В будущей детской счастливый Александр, насвистывая, собирал кроватку, на очереди были комод, колыбелька и хитрой конструкции ванночка.
- Я в парикмахерскую, - бросила ему Татьяна, одеваясь.
- Давай, Танюш, сходи, конечно, - весело отозвался он, - а то потом не до этого будет!
Татьяна скрипнула зубами и вылетела к лифтам.

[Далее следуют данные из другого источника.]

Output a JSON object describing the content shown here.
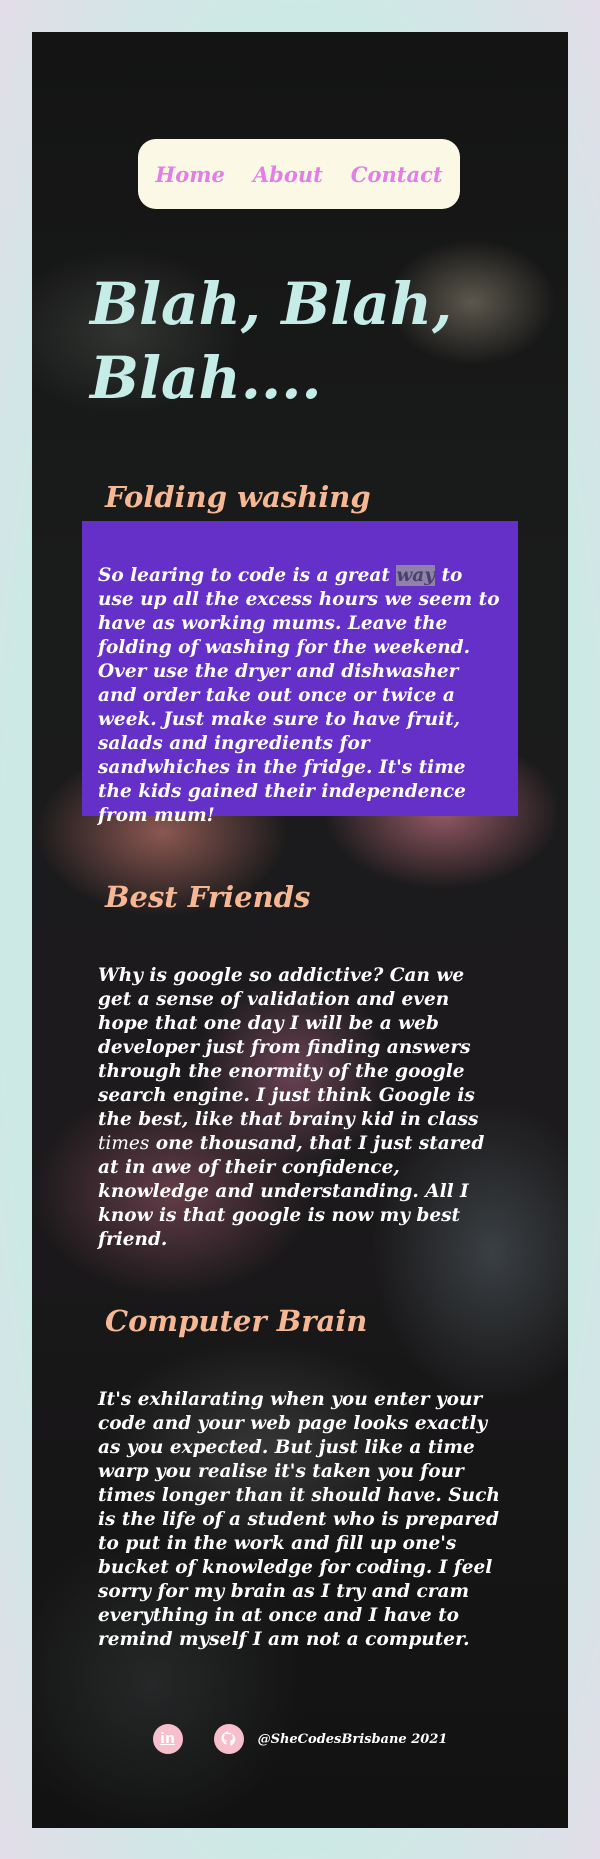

Самой большой мечтой её в этот момент было, чтобы легкомысленная мамаша мальчишки одумалась и забрала его себе. А они бы с Александром продали или даже просто раздали всё это детское барахло умалишённым, которым зачем-то нужны дети, и зажили дальше по-прежнему.
Даже во время суда Татьяна ещё надеялась и прислушивалась к шагам в коридоре, веря, что избавление от этого затянувшегося и грозящего испортить жизнь кошмара близко.
Но ничего подобного не произошло. Родная мать мальчишки не объявилась. Судья, улыбаясь во весь рот, поздравила их, прокурор пожелала счастья, а ещё одна ненормальная, тётка из опеки, радостно сообщила, что они могут забрать ребёнка сразу, не дожидаясь истечения положенного по закону десятидневного срока. В этот момент Татьяне показалось, что за её спиной с грохотом захлопнулась тяжёлая тюремная дверь, отрезая её от свободы и комфортной жизни. Ей стало страшно.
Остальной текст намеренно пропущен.